Updated 11 April 2017

We found that this service was providing responsive care in accordance with the relevant regulations.

Appointment times met the needs of patients. We were informed that most patients chose to see the main GP because of her gender and ability to speak Arabic.

Staff stated that they could access language line if translation services were needed.

The practice had a procedure in place for dealing with complaints. Staff told us that there

had been no complaints made in relation to the GP service.

Well-led

Improvements required

Updated 11 April 2017

We found that this service was not providing well-led care in accordance with the relevant regulations. We have told the provider to take action (see full details of this action in the Requirement Notices at the end of this report).

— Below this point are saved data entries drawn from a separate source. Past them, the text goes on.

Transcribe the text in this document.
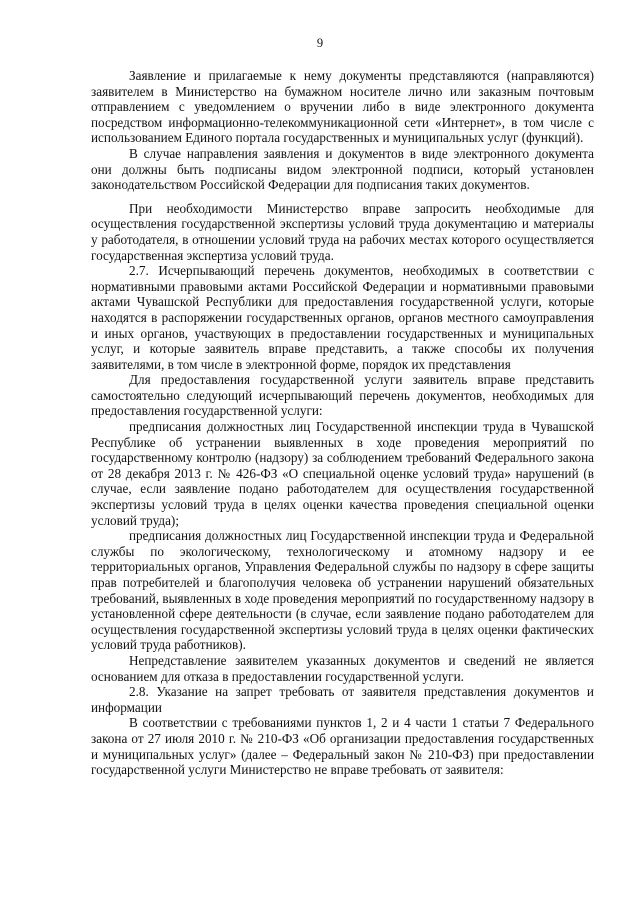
9

Заявление и прилагаемые к нему документы представляются (направляются) заявителем в Министерство на бумажном носителе лично или заказным почтовым отправлением с уведомлением о вручении либо в виде электронного документа посредством информационно-телекоммуникационной сети «Интернет», в том числе с использованием Единого портала государственных и муниципальных услуг (функций).

В случае направления заявления и документов в виде электронного документа они должны быть подписаны видом электронной подписи, который установлен законодательством Российской Федерации для подписания таких документов.

При необходимости Министерство вправе запросить необходимые для осуществления государственной экспертизы условий труда документацию и материалы у работодателя, в отношении условий труда на рабочих местах которого осуществляется государственная экспертиза условий труда.

2.7. Исчерпывающий перечень документов, необходимых в соответствии с нормативными правовыми актами Российской Федерации и нормативными правовыми актами Чувашской Республики для предоставления государственной услуги, которые находятся в распоряжении государственных органов, органов местного самоуправления и иных органов, участвующих в предоставлении государственных и муниципальных услуг, и которые заявитель вправе представить, а также способы их получения заявителями, в том числе в электронной форме, порядок их представления

Для предоставления государственной услуги заявитель вправе представить самостоятельно следующий исчерпывающий перечень документов, необходимых для предоставления государственной услуги:

предписания должностных лиц Государственной инспекции труда в Чувашской Республике об устранении выявленных в ходе проведения мероприятий по государственному контролю (надзору) за соблюдением требований Федерального закона от 28 декабря 2013 г. № 426-ФЗ «О специальной оценке условий труда» нарушений (в случае, если заявление подано работодателем для осуществления государственной экспертизы условий труда в целях оценки качества проведения специальной оценки условий труда);

предписания должностных лиц Государственной инспекции труда и Федеральной службы по экологическому, технологическому и атомному надзору и ее территориальных органов, Управления Федеральной службы по надзору в сфере защиты прав потребителей и благополучия человека об устранении нарушений обязательных требований, выявленных в ходе проведения мероприятий по государственному надзору в установленной сфере деятельности (в случае, если заявление подано работодателем для осуществления государственной экспертизы условий труда в целях оценки фактических условий труда работников).

Непредставление заявителем указанных документов и сведений не является основанием для отказа в предоставлении государственной услуги.

2.8. Указание на запрет требовать от заявителя представления документов и информации

В соответствии с требованиями пунктов 1, 2 и 4 части 1 статьи 7 Федерального закона от 27 июля 2010 г. № 210-ФЗ «Об организации предоставления государственных и муниципальных услуг» (далее – Федеральный закон № 210-ФЗ) при предоставлении государственной услуги Министерство не вправе требовать от заявителя:
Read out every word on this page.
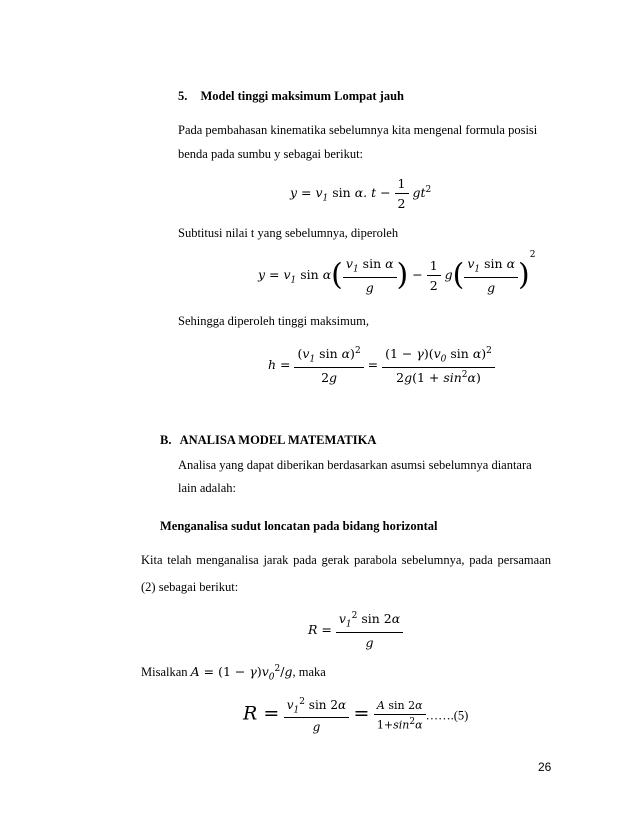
5. Model tinggi maksimum Lompat jauh
Pada pembahasan kinematika sebelumnya kita mengenal formula posisi
benda pada sumbu y sebagai berikut:
$y = v_1$ sin α. $t - \frac{1}{2} gt^2$
Subtitusi nilai t yang sebelumnya, diperoleh
$y = v_1$ $\sin \alpha( \frac{v_1 \sin \alpha}{g}$ ) − $\frac{1}{2} g( \frac{v_1 \sin \alpha}{g} )^2$
Sehingga diperoleh tinggi maksimum,
$h = \frac{(v_1 \sin \alpha)^2}{2g} = \frac{(1 - \gamma)(v_0 \sin \alpha)^2}{2g(1 + \sin^2\alpha)}$
B. ANALISA MODEL MATEMATIKA
Analisa yang dapat diberikan berdasarkan asumsi sebelumnya diantara
lain adalah:
Menganalisa sudut loncatan pada bidang horizontal
Kita telah menganalisa jarak pada gerak parabola sebelumnya, pada persamaan
(2) sebagai berikut:
$R = \frac{v_1^2 \sin 2\alpha}{g}$
Misalkan $A = (1 - \gamma)v_0^2/g$, maka
$R = \frac{v_1^2 \sin 2\alpha}{g} = \frac{\text{A sin 2α}}{1+\sin^2\alpha}$ …….(5)
26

The GPs commented that they felt supported by the registered manager. There were no systems of learning and improvement in place however the GPs had undergone training relevant to their role via alternative means. Following the inspection the provider informed us that the GPs had been made aware that their continuing professional development was their responsibility.

The provider did not have effective governance arrangements with regard to the GP service. Policies and procedures specific to the GP service were in place but there were no arrangements for identifying, recording and managing risks specific to the GP service; or for monitoring and improving the quality of that service through the use of monitoring tools and audits. The registered manager considered quality assurance was the responsibility of the GP, whilst the GPs understood that it was the provider’s responsibility.

The secondary GP thought there were systems to obtain feedback from patients, however the provider could not evidence this.